11 September 2012
4 - 5pm
Venue: Ground Floor Seminar Room (G010), UniServices House, 70 Symonds Street, Auckland
A Bioengineering PhD Exit Seminar by Yikan Wang, Auckland Bioengineering Institute
Microarray-based gene expression profiling, and more recently RNA-Seq, have been widely used in cancer research and have provided valuable insights into the molecular mechanisms underlying cancer. We proposed data-driven computational models to interpret tumour gene expression information in the context of regulatory network inference, identification of modulators of regulation and tumour classification.

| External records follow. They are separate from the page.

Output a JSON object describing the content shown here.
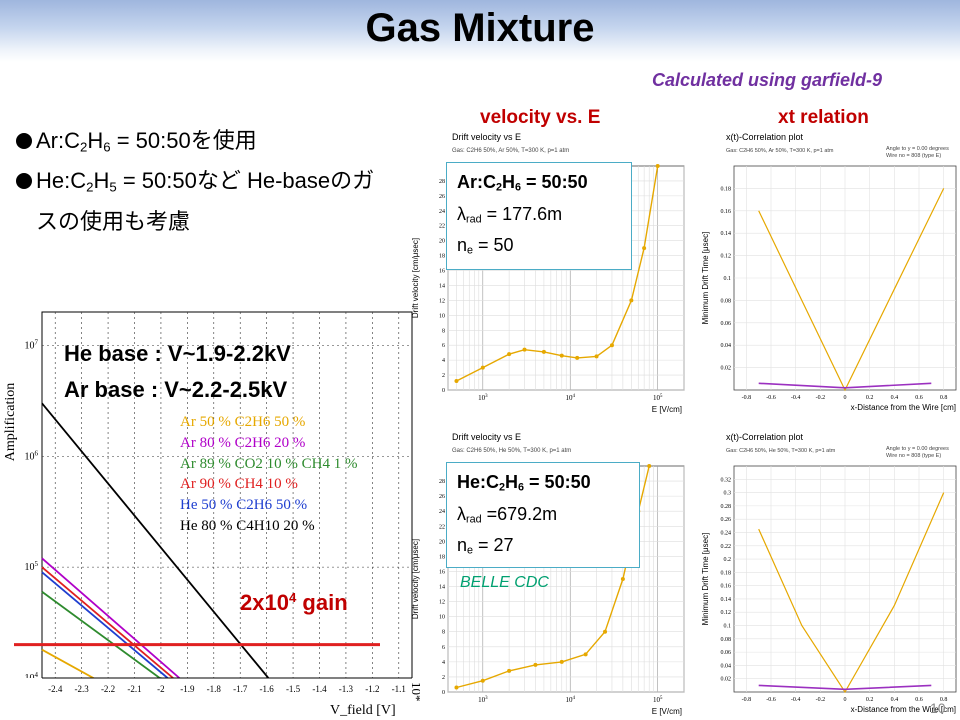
{
  "slide": {
    "title": "Gas Mixture",
    "calc_note": "Calculated using garfield-9",
    "page_number": "10",
    "colors": {
      "title_band": "#9fb6de",
      "accent_red": "#c00000",
      "purple": "#7030a0",
      "box_border": "#4bacc6"
    }
  },
  "columns": {
    "velocity_header": "velocity vs. E",
    "xt_header": "xt relation"
  },
  "bullets": {
    "b1_a": "Ar:C",
    "b1_sub": "2",
    "b1_b": "H",
    "b1_sub2": "6",
    "b1_c": " = 50:50を使用",
    "b2_a": "He:C",
    "b2_sub": "2",
    "b2_b": "H",
    "b2_sub2": "5",
    "b2_c": " = 50:50など He-baseのガスの使用も考慮"
  },
  "ar_box": {
    "gas_a": "Ar:C",
    "gas_sub": "2",
    "gas_b": "H",
    "gas_sub2": "6",
    "gas_c": " = 50:50",
    "lambda": "λ",
    "lambda_sub": "rad",
    "lambda_val": " = 177.6m",
    "ne": "n",
    "ne_sub": "e",
    "ne_val": " = 50"
  },
  "he_box": {
    "gas_a": "He:C",
    "gas_sub": "2",
    "gas_b": "H",
    "gas_sub2": "6",
    "gas_c": " = 50:50",
    "lambda": "λ",
    "lambda_sub": "rad",
    "lambda_val": " =679.2m",
    "ne": "n",
    "ne_sub": "e",
    "ne_val": " = 27",
    "belle": "BELLE CDC"
  },
  "voltage": {
    "he_line": "He base : V~1.9-2.2kV",
    "ar_line": "Ar base  : V~2.2-2.5kV"
  },
  "gain": {
    "text_a": "2x10",
    "text_sup": "4",
    "text_b": " gain"
  },
  "chart_data": [
    {
      "type": "line",
      "title": "",
      "xlabel": "V_field [V]",
      "ylabel": "Amplification",
      "x_multiplier": "10*",
      "y_scale": "log",
      "xlim": [
        -2.45,
        -1.05
      ],
      "ylim": [
        10000,
        20000000
      ],
      "x_ticks": [
        "-2.4",
        "-2.3",
        "-2.2",
        "-2.1",
        "-2",
        "-1.9",
        "-1.8",
        "-1.7",
        "-1.6",
        "-1.5",
        "-1.4",
        "-1.3",
        "-1.2",
        "-1.1"
      ],
      "y_ticks": [
        "10^4",
        "10^5",
        "10^6",
        "10^7"
      ],
      "series": [
        {
          "name": "Ar 50 % C2H6 50 %",
          "color": "#e6a800",
          "x": [
            -2.45,
            -2.05
          ],
          "y": [
            18000,
            1500
          ]
        },
        {
          "name": "Ar 80 % C2H6 20 %",
          "color": "#b000c8",
          "x": [
            -2.45,
            -1.8
          ],
          "y": [
            120000,
            1500
          ]
        },
        {
          "name": "Ar 89 % CO2 10 % CH4 1 %",
          "color": "#2e8b2e",
          "x": [
            -2.45,
            -1.85
          ],
          "y": [
            60000,
            1500
          ]
        },
        {
          "name": "Ar 90 % CH4 10 %",
          "color": "#e02020",
          "x": [
            -2.45,
            -1.82
          ],
          "y": [
            100000,
            1500
          ]
        },
        {
          "name": "He 50 % C2H6 50 %",
          "color": "#1f3fd0",
          "x": [
            -2.45,
            -1.84
          ],
          "y": [
            90000,
            1500
          ]
        },
        {
          "name": "He 80 % C4H10 20 %",
          "color": "#000000",
          "x": [
            -2.45,
            -1.5
          ],
          "y": [
            3000000,
            1500
          ]
        }
      ],
      "hline": {
        "y": 20000,
        "color": "#e02020"
      }
    },
    {
      "type": "line",
      "title": "Drift velocity vs E",
      "subtitle": "Gas: C2H6 50%, Ar 50%, T=300 K, p=1 atm",
      "xlabel": "E [V/cm]",
      "ylabel": "Drift velocity [cm/μsec]",
      "x_scale": "log",
      "xlim": [
        400,
        200000
      ],
      "ylim": [
        0,
        30
      ],
      "x_ticks": [
        "10^3",
        "10^4",
        "10^5"
      ],
      "y_ticks": [
        "0",
        "2",
        "4",
        "6",
        "8",
        "10",
        "12",
        "14",
        "16",
        "18",
        "20",
        "22",
        "24",
        "26",
        "28"
      ],
      "series": [
        {
          "color": "#e6a800",
          "x": [
            500,
            1000,
            2000,
            3000,
            5000,
            8000,
            12000,
            20000,
            30000,
            50000,
            70000,
            100000
          ],
          "y": [
            1.2,
            3,
            4.8,
            5.4,
            5.1,
            4.6,
            4.3,
            4.5,
            6,
            12,
            19,
            30
          ]
        }
      ]
    },
    {
      "type": "line",
      "title": "x(t)-Correlation plot",
      "subtitle": "Gas: C2H6 50%, Ar 50%, T=300 K, p=1 atm",
      "note_a": "Angle to y = 0.00 degrees",
      "note_b": "Wire no = 808 (type E)",
      "xlabel": "x-Distance from the Wire [cm]",
      "ylabel": "Minimum Drift Time [μsec]",
      "xlim": [
        -0.9,
        0.9
      ],
      "ylim": [
        0,
        0.2
      ],
      "x_ticks": [
        "-0.8",
        "-0.6",
        "-0.4",
        "-0.2",
        "0",
        "0.2",
        "0.4",
        "0.6",
        "0.8"
      ],
      "y_ticks": [
        "0.02",
        "0.04",
        "0.06",
        "0.08",
        "0.1",
        "0.12",
        "0.14",
        "0.16",
        "0.18"
      ],
      "series": [
        {
          "color": "#e6a800",
          "x": [
            -0.7,
            -0.35,
            0,
            0.4,
            0.8
          ],
          "y": [
            0.16,
            0.08,
            0,
            0.09,
            0.18
          ]
        },
        {
          "color": "#9b30c0",
          "x": [
            -0.7,
            0,
            0.7
          ],
          "y": [
            0.006,
            0.002,
            0.006
          ]
        }
      ]
    },
    {
      "type": "line",
      "title": "Drift velocity vs E",
      "subtitle": "Gas: C2H6 50%, He 50%, T=300 K, p=1 atm",
      "xlabel": "E [V/cm]",
      "ylabel": "Drift velocity [cm/μsec]",
      "x_scale": "log",
      "xlim": [
        400,
        200000
      ],
      "ylim": [
        0,
        30
      ],
      "x_ticks": [
        "10^3",
        "10^4",
        "10^5"
      ],
      "y_ticks": [
        "0",
        "2",
        "4",
        "6",
        "8",
        "10",
        "12",
        "14",
        "16",
        "18",
        "20",
        "22",
        "24",
        "26",
        "28"
      ],
      "series": [
        {
          "color": "#e6a800",
          "x": [
            500,
            1000,
            2000,
            4000,
            8000,
            15000,
            25000,
            40000,
            60000,
            80000
          ],
          "y": [
            0.6,
            1.5,
            2.8,
            3.6,
            4,
            5,
            8,
            15,
            24,
            30
          ]
        }
      ]
    },
    {
      "type": "line",
      "title": "x(t)-Correlation plot",
      "subtitle": "Gas: C2H6 50%, He 50%, T=300 K, p=1 atm",
      "note_a": "Angle to y = 0.00 degrees",
      "note_b": "Wire no = 808 (type E)",
      "xlabel": "x-Distance from the Wire [cm]",
      "ylabel": "Minimum Drift Time [μsec]",
      "xlim": [
        -0.9,
        0.9
      ],
      "ylim": [
        0,
        0.34
      ],
      "x_ticks": [
        "-0.8",
        "-0.6",
        "-0.4",
        "-0.2",
        "0",
        "0.2",
        "0.4",
        "0.6",
        "0.8"
      ],
      "y_ticks": [
        "0.02",
        "0.04",
        "0.06",
        "0.08",
        "0.1",
        "0.12",
        "0.14",
        "0.16",
        "0.18",
        "0.2",
        "0.22",
        "0.24",
        "0.26",
        "0.28",
        "0.3",
        "0.32"
      ],
      "series": [
        {
          "color": "#e6a800",
          "x": [
            -0.7,
            -0.35,
            0,
            0.4,
            0.8
          ],
          "y": [
            0.245,
            0.1,
            0,
            0.13,
            0.3
          ]
        },
        {
          "color": "#9b30c0",
          "x": [
            -0.7,
            0,
            0.7
          ],
          "y": [
            0.01,
            0.004,
            0.01
          ]
        }
      ]
    }
  ]
}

We have: (i) extended a network inference algorithm to reconstruct gene regulatory interactions from the integration of dynamic and steady-state gene expression data; (ii) incorporated combinatorial regulatory interactions into network models for identifying modulators of interactions between transcription factors and their downstream targets; and (iii) provided a bi-clustered molecular-based tumour classification approach to improve prediction of clinical outcome for individual patients.
Gene expression data analyses using these methods have provided additional insights into gene regulatory pathways, regulation of transcriptional activities, and refined tumour subtypes in cancer research. An exciting future challenge will be to improve these models for analysing more advanced high-throughput data, such as RNA-Seq data, proteomic data and DNA methylation data, and to apply them in clinical practice.